The Moscow Kremlin is an outstanding monument of Russian history, enclosing an area of 70 acres. The walls are about half a mile long and up to 62 feet high and 21 feet thick, with 20 towers and gates. During the walking tour you will see the Cathedral Square, Belfry of Ivan the Terrible, Tsar Bell and Tsar Cannon and visit one of ancient cathedrals.
Visit the most precious gem of the Kremlin – the Armory, Treasury of Tsars. The collection consists of many precious gifts once presented to Russian Tsars by foreign monarchs and ambassadors as well as their thrones, clothes, beautifully carved gilded ceremonial carriages, Tsar’s regalia and ceremonial armor. You will also see many pieces of applied art and jewelry including famous Faberge works
The Diamond Fund of Kremlin is also woth seeing. It is not a large museum, but its collection is really unique. You will see the largest nuggets of silver, gold and platinum ever found in nature, differently shaped giants diamonds and brilliants followed by state-of-the-art collection of Imperial jewelry ending with Czar’s regalia covered with hundreds of diamonds.
Explore the famous Red Square by foot. Enter the square through the Iverskaya Gate near the small church of our Lady of Kazan, both ruined shortly after the Revolution and reconstructed in 2000. You will see the beautiful red-brick building of the History Museum, oldest department store GUM with a very long façade, the place of execution, ending with the famous St. Basil’s cathedral, perhaps the most eye-catching structure in Moscow.
The Moscow metro is not the oldest one in the world. However, the architectural style and fascinating marble decor of many stations deserved the name of the “Underground Palace”. The first line built in the 30-ies abounds with naïve revolutionary symbols and sculptures. The decoration of after-war lines built in the 50-ies is much more exuberant because it had to demonstrate the advantages of a new socialist society.
Visit Bunker “Tagansky” – one of the most secret military facilities of the former USSR – a Secured Command Post «Tagansky». Built deep under the ground in the residential area of Old Moscow in the 50-ies it was meant to be a shelter of the Chief Commander and the government in case of nuclear attack. It was removed from the secret list in the early 90-ies. During the tour through the secret tunnels, you will be shown samples of arming and communication equipment as well as a short movie about the history of the Cold War. The bravest of you can simulate a launch of nuclear missile.
Visit the Cathedral of Christ the Savior which has the most dramatic history reflecting the history of the whole country.
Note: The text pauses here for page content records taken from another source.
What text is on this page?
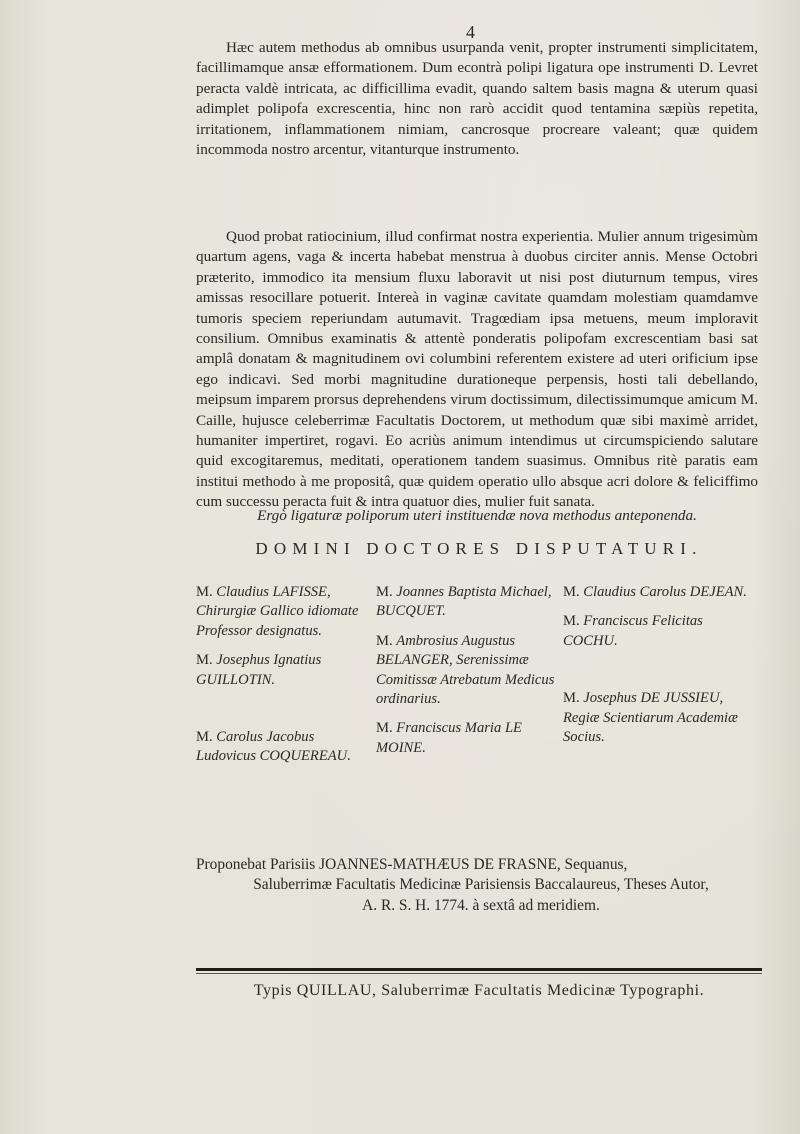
4

Hæc autem methodus ab omnibus usurpanda venit, propter instrumenti simplicitatem, facillimamque ansæ efformationem. Dum econtrà polipi ligatura ope instrumenti D. Levret peracta valdè intricata, ac difficillima evadit, quando saltem basis magna & uterum quasi adimplet polipofa excrescentia, hinc non rarò accidit quod tentamina sæpiùs repetita, irritationem, inflammationem nimiam, cancrosque procreare valeant; quæ quidem incommoda nostro arcentur, vitanturque instrumento.

Quod probat ratiocinium, illud confirmat nostra experientia. Mulier annum trigesimùm quartum agens, vaga & incerta habebat menstrua à duobus circiter annis. Mense Octobri præterito, immodico ita mensium fluxu laboravit ut nisi post diuturnum tempus, vires amissas resocillare potuerit. Intereà in vaginæ cavitate quamdam molestiam quamdamve tumoris speciem reperiundam autumavit. Tragœdiam ipsa metuens, meum imploravit consilium. Omnibus examinatis & attentè ponderatis polipofam excrescentiam basi sat amplâ donatam & magnitudinem ovi columbini referentem existere ad uteri orificium ipse ego indicavi. Sed morbi magnitudine durationeque perpensis, hosti tali debellando, meipsum imparem prorsus deprehendens virum doctissimum, dilectissimumque amicum M. Caille, hujusce celeberrimæ Facultatis Doctorem, ut methodum quæ sibi maximè arridet, humaniter impertiret, rogavi. Eo acriùs animum intendimus ut circumspiciendo salutare quid excogitaremus, meditati, operationem tandem suasimus. Omnibus ritè paratis eam institui methodo à me propositâ, quæ quidem operatio ullo absque acri dolore & feliciffimo cum successu peracta fuit & intra quatuor dies, mulier fuit sanata.

Ergò ligaturæ poliporum uteri instituendæ nova methodus anteponenda.
DOMINI DOCTORES DISPUTATURI.
M. Claudius LAFISSE, Chirurgiæ Gallico idiomate Professor designatus.
M. Josephus Ignatius GUILLOTIN.
M. Carolus Jacobus Ludovicus COQUEREAU.
M. Joannes Baptista Michael, BUCQUET.
M. Ambrosius Augustus BELANGER, Serenissimæ Comitissæ Atrebatum Medicus ordinarius.
M. Franciscus Maria LE MOINE.
M. Claudius Carolus DEJEAN.
M. Franciscus Felicitas COCHU.
M. Josephus DE JUSSIEU, Regiæ Scientiarum Academiæ Socius.
Proponebat Parisiis JOANNES-MATHÆUS DE FRASNE, Sequanus,
Saluberrimæ Facultatis Medicinæ Parisiensis Baccalaureus, Theses Autor,
A. R. S. H. 1774. à sextâ ad meridiem.
Typis QUILLAU, Saluberrimæ Facultatis Medicinæ Typographi.
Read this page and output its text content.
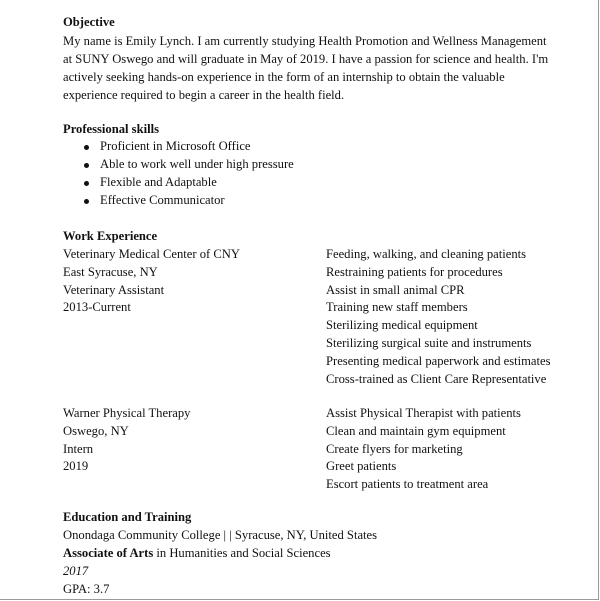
Objective
My name is Emily Lynch. I am currently studying Health Promotion and Wellness Management
at SUNY Oswego and will graduate in May of 2019. I have a passion for science and health. I'm
actively seeking hands-on experience in the form of an internship to obtain the valuable
experience required to begin a career in the health field.
Professional skills
Proficient in Microsoft Office
Able to work well under high pressure
Flexible and Adaptable
Effective Communicator
Work Experience
Veterinary Medical Center of CNY
East Syracuse, NY
Veterinary Assistant
2013-Current
Feeding, walking, and cleaning patients
Restraining patients for procedures
Assist in small animal CPR
Training new staff members
Sterilizing medical equipment
Sterilizing surgical suite and instruments
Presenting medical paperwork and estimates
Cross-trained as Client Care Representative
Warner Physical Therapy
Oswego, NY
Intern
2019
Assist Physical Therapist with patients
Clean and maintain gym equipment
Create flyers for marketing
Greet patients
Escort patients to treatment area
Education and Training
Onondaga Community College | | Syracuse, NY, United States
Associate of Arts in Humanities and Social Sciences
2017
GPA: 3.7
Built in the course of 40 years and completed in 1883 the Cathedral commemorated the victory over Napoleon in 1812. Closed in 1917 after the Revolution it was blown up by the order of Stalin in 1931. A giant open-air swimming pool was built on its place in the 60-ies. A decision to rebuild the cathedral was taken in 1990. Restored to its full splendor in 2000, the Christ Cathedral has again become a dominating landmark of the Russian capital.
Not far from the cathedral you will see the giant statue of the first Russian Emperor – Peter the Great. The proportions of the monument can be compared with Rio’s Christ the Savior. The work of Georgian architect Tseretely, a close friend of Moscow’s mayor, for several years the monument has been a theme for constant jokes.
Visit the ancient Novodevichy Convent. The red and white fortified walls and golden domes of the convent make it one of Moscow’s most beautiful monasteries. It was founded by the Czar Vasily III in 1524. Many wives and widows of Russian Czars ended their lives here having handed over all their wealth to the monastery. The convent looks like the Kremlin in miniature. The cemetery, adjacent to the convent, is a very special place to visit – it has the graves of many famous people such as Chekhov and Bulgakov, Shostakovich and Scryabin, , Stalin’s wife and Khrushchev, Raisa Gorbatcheva and maestro Rostropovich among others.